When I started working as a freelancer, I was thrilled to call myself a business owner. All I could think of were all the cool loans, opportunities, and credit cards I could get with my own company. So I went in search of the biggest business credit card I could find. I wanted to rack up tons of rewards and get money back at the end of the year.
What did I get instead? A $120 annual fee that wiped my minimal rewards out completely.
Now, that didn’t mean I couldn’t benefit from my business credit card. Along with the “cons”, there are some clear “pros”. In today’s article, I’ll take you through some key points to help you decide if a business credit card is right for you.
Did you know the average business owner can get $1,750 back a year using the Chase Ink Classic card? This sounds great, but the study that gathered this data assumes you’ll spend $55,000 per year on your credit card. If you’re only in it for the rewards, think again.

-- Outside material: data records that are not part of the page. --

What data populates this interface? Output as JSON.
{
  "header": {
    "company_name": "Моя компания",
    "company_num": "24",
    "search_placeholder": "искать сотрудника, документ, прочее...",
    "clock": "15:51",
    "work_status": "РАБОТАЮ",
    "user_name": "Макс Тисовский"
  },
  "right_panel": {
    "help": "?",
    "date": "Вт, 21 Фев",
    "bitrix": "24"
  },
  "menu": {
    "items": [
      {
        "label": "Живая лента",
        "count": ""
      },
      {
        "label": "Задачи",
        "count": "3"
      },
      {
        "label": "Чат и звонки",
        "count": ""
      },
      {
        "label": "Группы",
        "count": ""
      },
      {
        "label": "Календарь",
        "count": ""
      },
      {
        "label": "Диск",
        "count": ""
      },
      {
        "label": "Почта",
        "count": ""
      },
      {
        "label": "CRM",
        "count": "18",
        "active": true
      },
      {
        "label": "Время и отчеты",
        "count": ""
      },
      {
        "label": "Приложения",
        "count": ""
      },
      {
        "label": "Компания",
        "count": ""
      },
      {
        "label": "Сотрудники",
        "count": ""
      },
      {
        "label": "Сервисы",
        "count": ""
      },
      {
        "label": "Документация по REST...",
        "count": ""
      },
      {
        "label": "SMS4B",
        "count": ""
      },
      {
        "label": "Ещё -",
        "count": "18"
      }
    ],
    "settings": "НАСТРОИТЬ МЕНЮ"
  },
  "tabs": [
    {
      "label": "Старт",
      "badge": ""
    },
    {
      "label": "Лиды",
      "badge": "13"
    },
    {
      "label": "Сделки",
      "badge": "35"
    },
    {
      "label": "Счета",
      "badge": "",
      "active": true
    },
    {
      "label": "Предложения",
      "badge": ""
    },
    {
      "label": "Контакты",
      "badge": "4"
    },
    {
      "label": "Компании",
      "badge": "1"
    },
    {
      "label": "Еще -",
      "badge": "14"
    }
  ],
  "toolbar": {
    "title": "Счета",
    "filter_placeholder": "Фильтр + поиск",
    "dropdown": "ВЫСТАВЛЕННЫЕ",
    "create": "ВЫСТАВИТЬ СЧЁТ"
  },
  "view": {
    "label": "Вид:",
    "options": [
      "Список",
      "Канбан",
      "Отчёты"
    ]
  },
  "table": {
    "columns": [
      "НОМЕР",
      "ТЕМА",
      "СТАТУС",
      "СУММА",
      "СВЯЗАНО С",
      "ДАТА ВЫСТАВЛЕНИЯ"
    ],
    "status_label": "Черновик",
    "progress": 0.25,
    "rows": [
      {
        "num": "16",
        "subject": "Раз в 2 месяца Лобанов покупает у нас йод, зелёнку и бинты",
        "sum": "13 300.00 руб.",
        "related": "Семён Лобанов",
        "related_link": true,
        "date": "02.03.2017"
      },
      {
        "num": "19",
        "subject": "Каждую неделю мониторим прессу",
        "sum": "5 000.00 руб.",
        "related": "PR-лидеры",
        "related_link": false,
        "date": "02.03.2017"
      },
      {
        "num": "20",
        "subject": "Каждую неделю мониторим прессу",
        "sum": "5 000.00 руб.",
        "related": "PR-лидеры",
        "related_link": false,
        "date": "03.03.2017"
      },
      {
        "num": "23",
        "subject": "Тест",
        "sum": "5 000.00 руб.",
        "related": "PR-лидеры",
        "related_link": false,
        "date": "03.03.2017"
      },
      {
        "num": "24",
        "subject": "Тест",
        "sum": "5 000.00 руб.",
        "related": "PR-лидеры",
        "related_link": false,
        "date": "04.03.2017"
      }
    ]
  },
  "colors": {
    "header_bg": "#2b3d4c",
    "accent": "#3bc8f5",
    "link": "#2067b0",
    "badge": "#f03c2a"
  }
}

And so we see a major issue with business credit cards: They’re not designed for most freelancers, who typically spend only a couple hundred bucks a month on business expenses. If you aren’t spending 5-figures on expenses, the rewards won’t add up to huge financial gains.
You can’t rely on cash back bonuses or rewards points as a freelancer, but you can still benefit from having a credit card for work. Here are some reasons why:
Your business credit is different than your personal credit, and you’ll need it to get a business loan. The bank can look at your personal income and credit, but it’s harder to land large capital that way.
It’s easy to keep track of your overhead when you put all of the transactions on one card. Rather than buying office supplies with the same money you use for Cheerios and toe socks, you can separate your money to budget better in the future.
If you keep all of your costs on one credit card, all you need is a copy of your card statements to total your loss for the year. Then you’ll easily be able to figure out your profit level, taxable income, and all that other fun stuff that can be a nightmare if your personal expenses are mixed up with your business expenses.
If you are in a partnership or you have a couple contractors working for you, you can give them access to your company’s money by way of a business credit card. You can get the card in the other person’s name so you know who’s spending what. Then you can spot any problems that may arise.
If the info above has convinced you to apply for a business credit card, here are 7 things to watch out for:
A lot of card companies will offer low APRs and annual fees at first, but then they increase those rates after a year or so. Don’t get stuck with a card that you can’t afford long-term.
This is money that you have to pay every year just for using the card. If you don’t earn enough rewards to cover the cost, you’re essentially losing money by keeping the card around.
This is the annual percentage rate, or the interest you’ll have to pay if you don’t pay off your balance. If you do manage to pay this off every time you buy something, the APR won’t matter at all.
These fees occur when you move a balance from one credit card to another. You should only have to worry about this if you’re trying to consolidate your debt.
These fees happen when you buy items from another country. If most of your business involves drop shipping or travelling overseas, look for the lowest foreign transaction costs possible.
If you know your credit is bad, don’t apply for a card that requires excellent credit. This will make someone pull your credit report for no reason, and excessive pulls can lower your score over time
Even though the rewards you get will probably be minimal, you should look for a card that complements your spending. For example, if you mostly drive for your job, find a card with great gas rewards.
Don’t get fixated on the way a card looks or the money it has to offer. Compare all the terms to find the best one for your situation.
There is a lot more to business credit cards than meets the eye. You may not be able to fully enjoy the rewards from them, but you can at least build your credit and save some headache meds when tax season hits.
I use my card to pay for every single thing I need for my business, which allows me to see how much I need to save for the next month. Simply put, I use my card as a wallet-sized accountant, keeping me in line from month to month.